1 cup of All Purpose Flour
1 cup of Chick Pea or Brown Rice Flour
2 tablespoon corn or potato starch
1 teaspoon chili powder
1/4 cup of sesame oil
1/2 cup of water
Additional water added by Tablespoon while kneading

1/2 cup of dried unsweetened coconut
1/4 cup of sesame seeds
1/4 cup of poppy seeds
2 tablespoons of sugar
1/2 tablespoon of ground cumin
1/2 tablespoon of ground coriander
2 teaspoons of chili powder
1/4 teaspoon of Anise seeds
1/4 teaspoon of onion powder
1/2 teaspoon of Garam Masala
4-5 Mint leaves chopped
2 teaspoons of freshly grated ginger
1 clove of garlic grated
1/8 teaspoon of cinnamon
Juice from a 1/4 of a lemon

Set oven to 350 degrees Fahrenheit. Start by mixing together the ingredients for the dough. The dough will be dry and require additional water as you knead. The goal is to get the dough to stick together but not be too wet. When the dough is slightly shiny and no longer cracks as you knead but is not wet, you have found the right consistency. Cover the dough and move on to making the filing.

Dough rolled like a pizza crust with spices.

Maharashtrain Bhakarwadi dough and spicing.

This is a dry filing. You will mix together all the ingredients, including the lemon juice from a quarter of the lemon, and then take a little taste. If you would like a little more spice, add in 1/4 teaspoon of ground clove.

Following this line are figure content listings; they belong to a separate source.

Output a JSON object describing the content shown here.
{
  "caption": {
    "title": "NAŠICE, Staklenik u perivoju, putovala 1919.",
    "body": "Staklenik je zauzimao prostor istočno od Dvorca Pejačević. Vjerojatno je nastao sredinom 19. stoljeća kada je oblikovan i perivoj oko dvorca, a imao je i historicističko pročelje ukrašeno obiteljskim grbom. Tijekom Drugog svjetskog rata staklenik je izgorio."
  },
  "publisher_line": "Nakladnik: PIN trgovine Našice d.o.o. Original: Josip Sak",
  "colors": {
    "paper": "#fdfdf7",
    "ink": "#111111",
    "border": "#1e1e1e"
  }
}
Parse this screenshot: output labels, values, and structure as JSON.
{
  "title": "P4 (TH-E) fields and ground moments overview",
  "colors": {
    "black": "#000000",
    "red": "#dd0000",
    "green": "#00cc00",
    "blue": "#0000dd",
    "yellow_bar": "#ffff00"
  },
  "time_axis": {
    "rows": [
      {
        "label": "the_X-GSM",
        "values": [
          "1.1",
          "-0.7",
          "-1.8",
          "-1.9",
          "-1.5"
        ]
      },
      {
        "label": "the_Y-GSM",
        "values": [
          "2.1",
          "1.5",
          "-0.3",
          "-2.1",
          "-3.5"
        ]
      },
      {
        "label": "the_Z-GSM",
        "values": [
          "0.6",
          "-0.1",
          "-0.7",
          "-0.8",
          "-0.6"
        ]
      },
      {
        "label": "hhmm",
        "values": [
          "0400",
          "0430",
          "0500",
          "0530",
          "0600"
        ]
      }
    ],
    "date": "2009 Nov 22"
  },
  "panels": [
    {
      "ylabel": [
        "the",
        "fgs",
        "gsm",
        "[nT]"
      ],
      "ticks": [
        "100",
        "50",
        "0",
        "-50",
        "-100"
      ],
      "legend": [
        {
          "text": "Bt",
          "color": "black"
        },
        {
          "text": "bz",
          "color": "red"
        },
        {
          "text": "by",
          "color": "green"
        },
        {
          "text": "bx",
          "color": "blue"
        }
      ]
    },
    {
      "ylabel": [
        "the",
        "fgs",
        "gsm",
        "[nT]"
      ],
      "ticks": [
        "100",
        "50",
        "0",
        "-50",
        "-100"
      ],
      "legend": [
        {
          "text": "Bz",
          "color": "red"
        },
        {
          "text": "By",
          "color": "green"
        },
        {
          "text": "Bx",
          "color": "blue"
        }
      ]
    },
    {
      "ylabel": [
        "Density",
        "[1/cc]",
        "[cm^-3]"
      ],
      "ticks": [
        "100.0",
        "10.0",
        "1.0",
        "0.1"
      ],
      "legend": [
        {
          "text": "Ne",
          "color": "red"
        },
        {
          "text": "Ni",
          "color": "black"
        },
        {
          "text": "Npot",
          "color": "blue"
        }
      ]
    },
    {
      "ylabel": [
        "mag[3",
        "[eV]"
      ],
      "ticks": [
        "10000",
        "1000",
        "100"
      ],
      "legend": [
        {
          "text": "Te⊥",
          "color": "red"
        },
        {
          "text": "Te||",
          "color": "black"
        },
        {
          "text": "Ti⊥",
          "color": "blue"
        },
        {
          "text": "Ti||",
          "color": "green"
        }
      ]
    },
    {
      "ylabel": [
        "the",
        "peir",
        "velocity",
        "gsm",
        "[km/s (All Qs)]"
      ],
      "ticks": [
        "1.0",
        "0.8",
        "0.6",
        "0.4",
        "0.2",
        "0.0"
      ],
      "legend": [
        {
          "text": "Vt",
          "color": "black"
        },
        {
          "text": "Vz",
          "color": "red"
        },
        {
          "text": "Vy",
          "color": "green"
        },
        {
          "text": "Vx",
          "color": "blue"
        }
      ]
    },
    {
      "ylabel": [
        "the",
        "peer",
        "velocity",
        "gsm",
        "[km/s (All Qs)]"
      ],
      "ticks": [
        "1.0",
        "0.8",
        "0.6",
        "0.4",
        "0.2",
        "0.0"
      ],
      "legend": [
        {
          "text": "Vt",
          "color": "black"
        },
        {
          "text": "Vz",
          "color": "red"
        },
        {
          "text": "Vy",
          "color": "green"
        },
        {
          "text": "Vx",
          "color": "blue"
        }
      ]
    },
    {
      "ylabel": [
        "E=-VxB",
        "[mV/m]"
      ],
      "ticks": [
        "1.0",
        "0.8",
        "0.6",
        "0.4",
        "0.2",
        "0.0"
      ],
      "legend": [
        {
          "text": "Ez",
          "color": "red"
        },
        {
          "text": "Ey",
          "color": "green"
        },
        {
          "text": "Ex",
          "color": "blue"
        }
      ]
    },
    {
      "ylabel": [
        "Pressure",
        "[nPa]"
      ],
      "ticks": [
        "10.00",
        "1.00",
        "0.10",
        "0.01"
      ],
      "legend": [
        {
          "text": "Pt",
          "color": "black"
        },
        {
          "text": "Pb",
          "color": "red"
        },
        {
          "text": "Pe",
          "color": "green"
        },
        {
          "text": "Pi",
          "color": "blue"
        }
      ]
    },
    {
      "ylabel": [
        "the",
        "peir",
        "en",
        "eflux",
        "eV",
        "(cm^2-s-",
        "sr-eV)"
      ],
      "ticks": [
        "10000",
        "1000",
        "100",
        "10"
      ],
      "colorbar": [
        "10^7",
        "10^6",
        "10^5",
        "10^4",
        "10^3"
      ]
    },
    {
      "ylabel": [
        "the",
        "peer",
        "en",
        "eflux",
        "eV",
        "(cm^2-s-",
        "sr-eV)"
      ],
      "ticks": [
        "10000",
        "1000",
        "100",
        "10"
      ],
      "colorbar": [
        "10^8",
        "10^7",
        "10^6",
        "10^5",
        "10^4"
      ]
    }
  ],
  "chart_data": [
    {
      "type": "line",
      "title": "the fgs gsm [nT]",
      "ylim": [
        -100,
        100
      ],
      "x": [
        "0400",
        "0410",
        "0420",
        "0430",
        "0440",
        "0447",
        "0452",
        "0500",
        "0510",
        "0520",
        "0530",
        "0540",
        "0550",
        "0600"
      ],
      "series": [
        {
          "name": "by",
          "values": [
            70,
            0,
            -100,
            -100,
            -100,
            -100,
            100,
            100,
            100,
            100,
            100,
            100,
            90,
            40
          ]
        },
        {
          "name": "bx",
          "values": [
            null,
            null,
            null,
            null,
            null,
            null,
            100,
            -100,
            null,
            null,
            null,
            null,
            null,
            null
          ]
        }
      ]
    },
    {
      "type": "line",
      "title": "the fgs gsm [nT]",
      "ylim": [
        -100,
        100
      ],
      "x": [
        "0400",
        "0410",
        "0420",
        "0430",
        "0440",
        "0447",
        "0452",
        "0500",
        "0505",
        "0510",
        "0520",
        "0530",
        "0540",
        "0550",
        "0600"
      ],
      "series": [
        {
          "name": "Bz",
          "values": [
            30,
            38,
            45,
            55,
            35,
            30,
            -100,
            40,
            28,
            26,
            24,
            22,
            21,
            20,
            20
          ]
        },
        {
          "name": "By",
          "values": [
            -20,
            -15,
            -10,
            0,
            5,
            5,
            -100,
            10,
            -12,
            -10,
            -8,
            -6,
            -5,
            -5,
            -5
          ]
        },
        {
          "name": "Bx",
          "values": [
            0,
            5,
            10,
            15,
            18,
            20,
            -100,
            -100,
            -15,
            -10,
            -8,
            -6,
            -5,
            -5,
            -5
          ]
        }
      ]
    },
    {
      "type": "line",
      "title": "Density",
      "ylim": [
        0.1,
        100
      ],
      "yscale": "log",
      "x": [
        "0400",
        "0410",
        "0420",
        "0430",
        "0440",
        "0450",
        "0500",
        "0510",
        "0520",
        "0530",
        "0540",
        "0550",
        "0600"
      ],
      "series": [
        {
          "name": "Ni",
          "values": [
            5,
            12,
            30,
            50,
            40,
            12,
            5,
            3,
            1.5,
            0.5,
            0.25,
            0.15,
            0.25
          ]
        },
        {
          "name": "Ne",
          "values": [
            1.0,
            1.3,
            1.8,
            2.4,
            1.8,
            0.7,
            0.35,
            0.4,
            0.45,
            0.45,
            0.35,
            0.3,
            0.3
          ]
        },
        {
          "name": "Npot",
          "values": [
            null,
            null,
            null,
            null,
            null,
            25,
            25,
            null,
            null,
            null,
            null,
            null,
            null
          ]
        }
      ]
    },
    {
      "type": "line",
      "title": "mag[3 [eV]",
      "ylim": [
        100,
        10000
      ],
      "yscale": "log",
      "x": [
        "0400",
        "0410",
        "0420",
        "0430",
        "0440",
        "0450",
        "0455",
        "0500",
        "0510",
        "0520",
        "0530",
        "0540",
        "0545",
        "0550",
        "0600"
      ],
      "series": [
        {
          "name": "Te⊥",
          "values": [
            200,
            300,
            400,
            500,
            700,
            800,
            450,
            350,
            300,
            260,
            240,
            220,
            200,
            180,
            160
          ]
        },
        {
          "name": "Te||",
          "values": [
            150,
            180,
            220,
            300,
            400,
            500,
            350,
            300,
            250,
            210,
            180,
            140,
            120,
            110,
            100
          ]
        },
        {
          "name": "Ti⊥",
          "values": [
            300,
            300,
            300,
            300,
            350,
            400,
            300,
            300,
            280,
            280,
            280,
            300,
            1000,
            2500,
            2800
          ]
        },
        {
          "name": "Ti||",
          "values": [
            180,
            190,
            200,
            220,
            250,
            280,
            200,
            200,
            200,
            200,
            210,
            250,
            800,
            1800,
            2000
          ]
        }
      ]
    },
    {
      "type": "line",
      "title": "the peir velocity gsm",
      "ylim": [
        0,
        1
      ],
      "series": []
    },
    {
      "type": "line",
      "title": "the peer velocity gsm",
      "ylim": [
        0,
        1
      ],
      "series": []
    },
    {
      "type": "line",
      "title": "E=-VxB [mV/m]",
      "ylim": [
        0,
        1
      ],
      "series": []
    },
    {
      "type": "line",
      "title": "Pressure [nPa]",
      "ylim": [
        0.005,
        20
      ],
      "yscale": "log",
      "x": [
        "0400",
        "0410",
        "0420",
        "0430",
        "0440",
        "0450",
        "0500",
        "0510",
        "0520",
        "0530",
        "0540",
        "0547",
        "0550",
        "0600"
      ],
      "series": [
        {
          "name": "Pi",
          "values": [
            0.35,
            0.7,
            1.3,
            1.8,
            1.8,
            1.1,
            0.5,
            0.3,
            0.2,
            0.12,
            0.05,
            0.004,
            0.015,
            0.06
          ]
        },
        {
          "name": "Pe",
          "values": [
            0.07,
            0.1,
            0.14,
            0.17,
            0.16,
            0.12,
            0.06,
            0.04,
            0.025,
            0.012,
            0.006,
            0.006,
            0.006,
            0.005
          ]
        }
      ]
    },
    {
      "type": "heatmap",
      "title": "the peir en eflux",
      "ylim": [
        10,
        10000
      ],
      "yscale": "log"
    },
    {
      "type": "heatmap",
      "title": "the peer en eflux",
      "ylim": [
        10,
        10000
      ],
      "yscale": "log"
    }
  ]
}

Cut the dough ball in half. Roll out half the dough to roughly 7 inch diameter circle. I roll on a sheet of wax paper to make it easier to roll the final cookie using the wax paper to support the dough.

Once the dough is rolled out. Sprinkle on lemon juice from the other quarter of the lemon you are wondering what to do with. If you already put it in your water, you can also used tamarind paste, just smooth on a thin layer. Pat down, press it into the dough, half the filling. Get it as close to the edge as possible. Then roll the dough into a long flute. Cut it into 1 inch pieces. Repeat this process with the second ball of dough and the other half of the filling.

Place each piece on a cookie sheet. You can brush the tops and outside with a little oil if you would like a darker color to the dough. They should bake in the oven for 30-40 minutes. At the 20 minute mark, pull them out and flip them over. Watch carefully after the 30 minute mark as you do not want the coconut or sesame seeds to burn. Once you start to smell the spices after the 30 minute mark, pull them out and get them on a plate.

You can serve immediately or put in an air tight container. They are good for about a week.